しかし、A君の名前を呼び間違えるという事態が起こります。「ごめん、弟の名前で呼んじゃった」なんてことを言われたら信じてあげるしかありません。しかし、事態はさらに悪化。「え?そんなこと話してなくね?」という話を振ってきたのでした。「ねぇ、このまえ話した犬のことだけどさ」A君は意味がわかりません。「浮気してるか、過労で頭がおかしくなってるかどっちかだな」そう判断したA君は彼女のケータイを「捜査」して浮気発覚となったのでした。
彼女が風俗嬢だった、というケースもありました。やけに金を持っていて、服も十万円くらい衝動買いしたり、変な子でした。それもケータイを「捜査」して発覚。よく電話をしているところをインターネットで調べてみたら某風俗店だったのでした。だから、ベッドの上ではあんなに過激なことも平気でしたのか、と傷つきながらも納得したA君。
こうなるとA君は彼女のケータイを見てみないと安心して付き合えないのでした。次にできた彼女はとてもいい子でした。料理は得意ですし、A君にすごく尽くしてくれます。気遣いもできて、初めてA君は幸せだと思ったのでした。しかし、苦い経験を踏んできたA君。やはり彼女のケータイを捜査しないと心からは安心できないのでした。

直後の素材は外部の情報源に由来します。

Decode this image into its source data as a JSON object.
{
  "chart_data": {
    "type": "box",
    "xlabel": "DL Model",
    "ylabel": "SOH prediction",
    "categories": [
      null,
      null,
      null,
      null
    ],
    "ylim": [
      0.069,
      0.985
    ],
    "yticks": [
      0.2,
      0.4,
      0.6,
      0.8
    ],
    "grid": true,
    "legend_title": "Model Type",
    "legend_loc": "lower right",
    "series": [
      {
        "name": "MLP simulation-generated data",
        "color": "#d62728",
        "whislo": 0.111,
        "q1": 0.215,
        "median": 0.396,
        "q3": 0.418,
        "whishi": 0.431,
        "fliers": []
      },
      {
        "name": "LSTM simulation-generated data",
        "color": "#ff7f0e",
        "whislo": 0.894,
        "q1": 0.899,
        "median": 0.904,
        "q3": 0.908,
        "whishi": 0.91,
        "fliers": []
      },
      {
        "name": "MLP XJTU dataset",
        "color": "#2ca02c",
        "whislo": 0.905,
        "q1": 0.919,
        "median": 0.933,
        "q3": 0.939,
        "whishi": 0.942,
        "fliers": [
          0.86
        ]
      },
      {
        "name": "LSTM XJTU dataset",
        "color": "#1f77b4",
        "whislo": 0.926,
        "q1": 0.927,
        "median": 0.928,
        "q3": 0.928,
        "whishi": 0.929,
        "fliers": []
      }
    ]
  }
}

彼女がお風呂に入っているとき、彼は彼女のケータイをチェックしたのでした。いつも心の中で彼はこう言っています。「ごめんな、人としてこれはやっちゃいけないよな。でも、ごめんな」。彼女のケータイに異常はありませんでした。しかし、不審な電話がA君にかかってきたのです。「おたく、うちの妻とどういう関係なんだ?」なんと彼女は人妻だったのでした。